Hier wurde das Verfahren gegen einen Rechtsanwalt eingestellt, der seiner Mandantin eine falsche Eidesstattliche Versicherung zur Unterschrift vorgelegt hat, die dann für einen Prozessbetrug bei Gericht eingereicht worden ist:
http://blog.justizfreund.de/belaestigende-werbung-von-dritten-und-rechtsanwaelten-belaestigt-niemanden-selten-dummes-kontaktverbot-lg-bielefeldolg-hamm-2004
Der Richter Burckhard Husmann wusste sogar, dass die Eidesstattliche Versicherung falsch ist und hat darüber hinaus auch noch eigene Rechtsbeugung verwirklicht. Er hat zuvor in einem Verfahren mit der gleichen Antragstellerin mit gleichem Antrag festgestellt, dass die Antragstellerin keine Rechte ohne Volltretungsvollmacht ihres Ehemanns geltend machen kann.

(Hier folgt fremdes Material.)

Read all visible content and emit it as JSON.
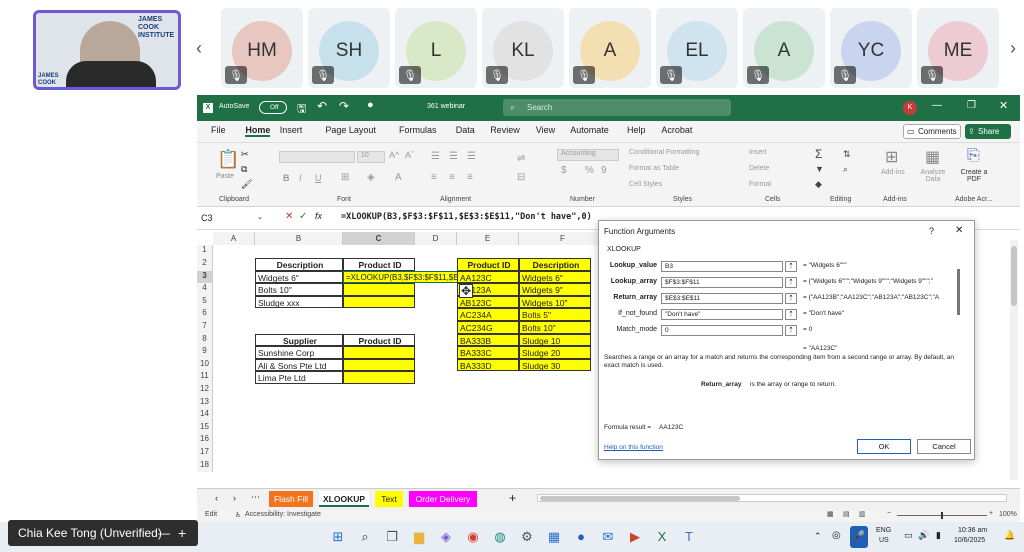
{
  "meeting": {
    "speaker_logo": "JAMES COOK INSTITUTE",
    "speaker_logo_small": "JAMES COOK INSTITUTE",
    "participants": [
      {
        "initials": "HM",
        "color": "#e8c7c0"
      },
      {
        "initials": "SH",
        "color": "#c6e0ec"
      },
      {
        "initials": "L",
        "color": "#d9e8c7"
      },
      {
        "initials": "KL",
        "color": "#e2e2e2"
      },
      {
        "initials": "A",
        "color": "#f3dfb2"
      },
      {
        "initials": "EL",
        "color": "#cfe4ef"
      },
      {
        "initials": "A",
        "color": "#cbe3d3"
      },
      {
        "initials": "YC",
        "color": "#c9d5ee"
      },
      {
        "initials": "ME",
        "color": "#eccbd3"
      }
    ],
    "self_name": "Chia Kee Tong (Unverified)"
  },
  "excel": {
    "autosave": "AutoSave",
    "autosave_state": "Off",
    "file_name": "361 webinar",
    "search_placeholder": "Search",
    "avatar_initial": "K",
    "menu": [
      "File",
      "Home",
      "Insert",
      "Page Layout",
      "Formulas",
      "Data",
      "Review",
      "View",
      "Automate",
      "Help",
      "Acrobat"
    ],
    "comments": "Comments",
    "share": "Share",
    "ribbon": {
      "paste": "Paste",
      "clipboard": "Clipboard",
      "font_size": "10",
      "font": "Font",
      "alignment": "Alignment",
      "number_format": "Accounting",
      "number": "Number",
      "cond_format": "Conditional Formatting",
      "format_table": "Format as Table",
      "cell_styles": "Cell Styles",
      "styles": "Styles",
      "insert": "Insert",
      "delete": "Delete",
      "format": "Format",
      "cells": "Cells",
      "editing": "Editing",
      "addins": "Add-ins",
      "analyze": "Analyze Data",
      "create_pdf": "Create a PDF",
      "adobe": "Adobe Acr..."
    },
    "name_box": "C3",
    "formula": "=XLOOKUP(B3,$F$3:$F$11,$E$3:$E$11,\"Don't have\",0)",
    "columns": [
      "A",
      "B",
      "C",
      "D",
      "E",
      "F"
    ],
    "rows": [
      "1",
      "2",
      "3",
      "4",
      "5",
      "6",
      "7",
      "8",
      "9",
      "10",
      "11",
      "12",
      "13",
      "14",
      "15",
      "16",
      "17",
      "18"
    ],
    "table1": {
      "h1": "Description",
      "h2": "Product ID",
      "r3": "Widgets 6\"",
      "r4": "Bolts 10\"",
      "r5": "Sludge xxx",
      "c3": "=XLOOKUP(B3,$F$3:$F$11,$E$3:$E$11,\"Don't have\",0)"
    },
    "table2": {
      "h1": "Supplier",
      "h2": "Product ID",
      "r9": "Sunshine Corp",
      "r10": "Ali & Sons Pte Ltd",
      "r11": "Lima Pte Ltd"
    },
    "lookup": {
      "h1": "Product ID",
      "h2": "Description",
      "ids": [
        "AA123C",
        "AA123A",
        "AB123C",
        "AC234A",
        "AC234G",
        "BA333B",
        "BA333C",
        "BA333D"
      ],
      "desc": [
        "Widgets 6\"",
        "Widgets 9\"",
        "Widgets 10\"",
        "Bolts 5\"",
        "Bolts 10\"",
        "Sludge 10",
        "Sludge 20",
        "Sludge 30"
      ]
    },
    "sheets": [
      "Flash Fill",
      "XLOOKUP",
      "Text",
      "Order Delivery"
    ],
    "sheet_colors": [
      "#f4731f",
      "#ffffff",
      "#ffff00",
      "#ff00ff"
    ],
    "status_edit": "Edit",
    "status_access": "Accessibility: Investigate",
    "zoom": "100%"
  },
  "dialog": {
    "title": "Function Arguments",
    "function": "XLOOKUP",
    "args": [
      {
        "label": "Lookup_value",
        "value": "B3",
        "result": "\"Widgets 6\"\"\""
      },
      {
        "label": "Lookup_array",
        "value": "$F$3:$F$11",
        "result": "{\"Widgets 6\"\"\";\"Widgets 9\"\"\";\"Widgets 9\"\"\";\""
      },
      {
        "label": "Return_array",
        "value": "$E$3:$E$11",
        "result": "{\"AA123B\";\"AA123C\";\"AB123A\";\"AB123C\";\"A"
      },
      {
        "label": "If_not_found",
        "value": "\"Don't have\"",
        "result": "\"Don't have\""
      },
      {
        "label": "Match_mode",
        "value": "0",
        "result": "0"
      }
    ],
    "overall_result": "\"AA123C\"",
    "description": "Searches a range or an array for a match and returns the corresponding item from a second range or array. By default, an exact match is used.",
    "param_name": "Return_array",
    "param_desc": "is the array or range to return.",
    "formula_result_label": "Formula result =",
    "formula_result": "AA123C",
    "help": "Help on this function",
    "ok": "OK",
    "cancel": "Cancel"
  },
  "taskbar": {
    "lang": "ENG",
    "region": "US",
    "time": "10:36 am",
    "date": "10/6/2025"
  }
}
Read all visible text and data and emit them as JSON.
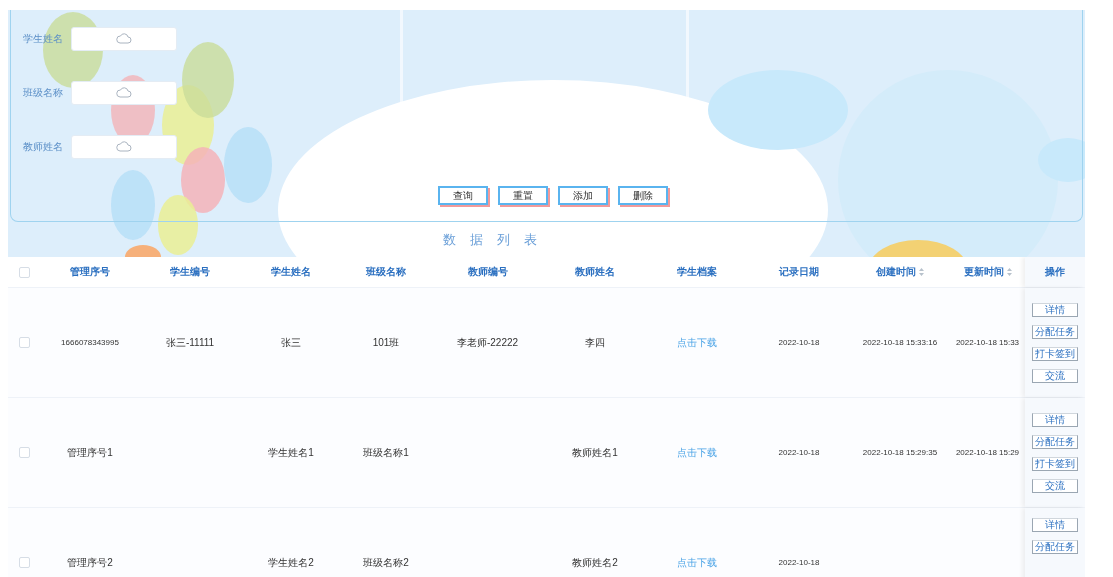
{
  "search": {
    "fields": [
      {
        "label": "学生姓名"
      },
      {
        "label": "班级名称"
      },
      {
        "label": "教师姓名"
      }
    ],
    "buttons": [
      "查询",
      "重置",
      "添加",
      "删除"
    ]
  },
  "title": "数据列表",
  "table": {
    "columns": [
      {
        "label": "管理序号",
        "sortable": false
      },
      {
        "label": "学生编号",
        "sortable": false
      },
      {
        "label": "学生姓名",
        "sortable": false
      },
      {
        "label": "班级名称",
        "sortable": false
      },
      {
        "label": "教师编号",
        "sortable": false
      },
      {
        "label": "教师姓名",
        "sortable": false
      },
      {
        "label": "学生档案",
        "sortable": false
      },
      {
        "label": "记录日期",
        "sortable": false
      },
      {
        "label": "创建时间",
        "sortable": true
      },
      {
        "label": "更新时间",
        "sortable": true
      }
    ],
    "action_column": "操作",
    "select_all": {
      "checked": false
    },
    "rows": [
      {
        "selected": false,
        "cells": [
          {
            "kind": "text",
            "text": "1666078343995"
          },
          {
            "kind": "text",
            "text": "张三-11111"
          },
          {
            "kind": "text",
            "text": "张三"
          },
          {
            "kind": "text",
            "text": "101班"
          },
          {
            "kind": "text",
            "text": "李老师-22222"
          },
          {
            "kind": "text",
            "text": "李四"
          },
          {
            "kind": "link",
            "text": "点击下载"
          },
          {
            "kind": "text",
            "text": "2022-10-18"
          },
          {
            "kind": "text",
            "text": "2022-10-18 15:33:16"
          },
          {
            "kind": "text",
            "text": "2022-10-18 15:33"
          }
        ],
        "actions": [
          "详情",
          "分配任务",
          "打卡签到",
          "交流"
        ]
      },
      {
        "selected": false,
        "cells": [
          {
            "kind": "text",
            "text": "管理序号1"
          },
          null,
          {
            "kind": "text",
            "text": "学生姓名1"
          },
          {
            "kind": "text",
            "text": "班级名称1"
          },
          null,
          {
            "kind": "text",
            "text": "教师姓名1"
          },
          {
            "kind": "link",
            "text": "点击下载"
          },
          {
            "kind": "text",
            "text": "2022-10-18"
          },
          {
            "kind": "text",
            "text": "2022-10-18 15:29:35"
          },
          {
            "kind": "text",
            "text": "2022-10-18 15:29"
          }
        ],
        "actions": [
          "详情",
          "分配任务",
          "打卡签到",
          "交流"
        ]
      },
      {
        "selected": false,
        "cells": [
          {
            "kind": "text",
            "text": "管理序号2"
          },
          null,
          {
            "kind": "text",
            "text": "学生姓名2"
          },
          {
            "kind": "text",
            "text": "班级名称2"
          },
          null,
          {
            "kind": "text",
            "text": "教师姓名2"
          },
          {
            "kind": "link",
            "text": "点击下载"
          },
          {
            "kind": "text",
            "text": "2022-10-18"
          },
          null,
          null
        ],
        "actions": [
          "详情",
          "分配任务"
        ]
      }
    ]
  }
}
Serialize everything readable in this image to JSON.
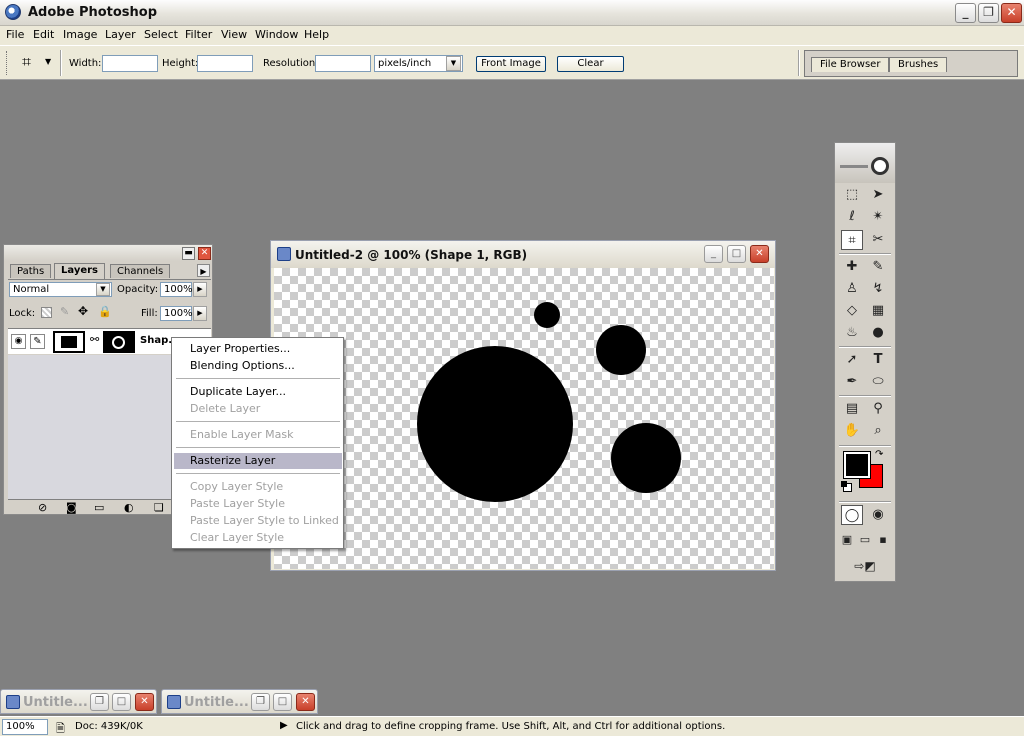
{
  "app": {
    "title": "Adobe Photoshop"
  },
  "menu": [
    "File",
    "Edit",
    "Image",
    "Layer",
    "Select",
    "Filter",
    "View",
    "Window",
    "Help"
  ],
  "options": {
    "width_label": "Width:",
    "height_label": "Height:",
    "resolution_label": "Resolution:",
    "resolution_unit": "pixels/inch",
    "front_image": "Front Image",
    "clear": "Clear",
    "palette_tabs": [
      "File Browser",
      "Brushes"
    ]
  },
  "layers_panel": {
    "tabs": [
      "Paths",
      "Layers",
      "Channels"
    ],
    "blend_mode": "Normal",
    "opacity_label": "Opacity:",
    "opacity_value": "100%",
    "lock_label": "Lock:",
    "fill_label": "Fill:",
    "fill_value": "100%",
    "layer_name": "Shap..."
  },
  "document": {
    "title": "Untitled-2 @ 100% (Shape 1, RGB)"
  },
  "context_menu": {
    "items": [
      {
        "label": "Layer Properties...",
        "enabled": true
      },
      {
        "label": "Blending Options...",
        "enabled": true
      },
      {
        "label": "Duplicate Layer...",
        "enabled": true
      },
      {
        "label": "Delete Layer",
        "enabled": false
      },
      {
        "label": "Enable Layer Mask",
        "enabled": false
      },
      {
        "label": "Rasterize Layer",
        "enabled": true,
        "highlighted": true
      },
      {
        "label": "Copy Layer Style",
        "enabled": false
      },
      {
        "label": "Paste Layer Style",
        "enabled": false
      },
      {
        "label": "Paste Layer Style to Linked",
        "enabled": false
      },
      {
        "label": "Clear Layer Style",
        "enabled": false
      }
    ]
  },
  "minimized_docs": [
    "Untitle...",
    "Untitle..."
  ],
  "status": {
    "zoom": "100%",
    "doc_info": "Doc: 439K/0K",
    "hint": "Click and drag to define cropping frame. Use Shift, Alt, and Ctrl for additional options."
  },
  "colors": {
    "foreground": "#000000",
    "background": "#ff0000"
  }
}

Nun hat er in einer neuen einstweiligen Verfügung ohne mündliche Verhandlung der Antragstellerin auch die Rechte ihres Ehemanns wieder ohne Vertretungsvollmacht zugesprochen.
Ca. 6 Monate später stellt er wieder selbst fest, dass die Antragstellerin, die Rechte ihres Ehemanns ohne Vertretungsvollmacht gar nicht geltend machen konnte. Zum Zeitpunkt des Erlasses der Einstweiligen Verfügung sie die Verfügung aber berechtigt gewesen (also auch wegen der Rechte des Ehemanns, die diese gar nicht geltend machen konnte).
Es wurde alles kollegial abgedeckt und der Geschädigte hat nun auch die vorstehende geistige Krankheit.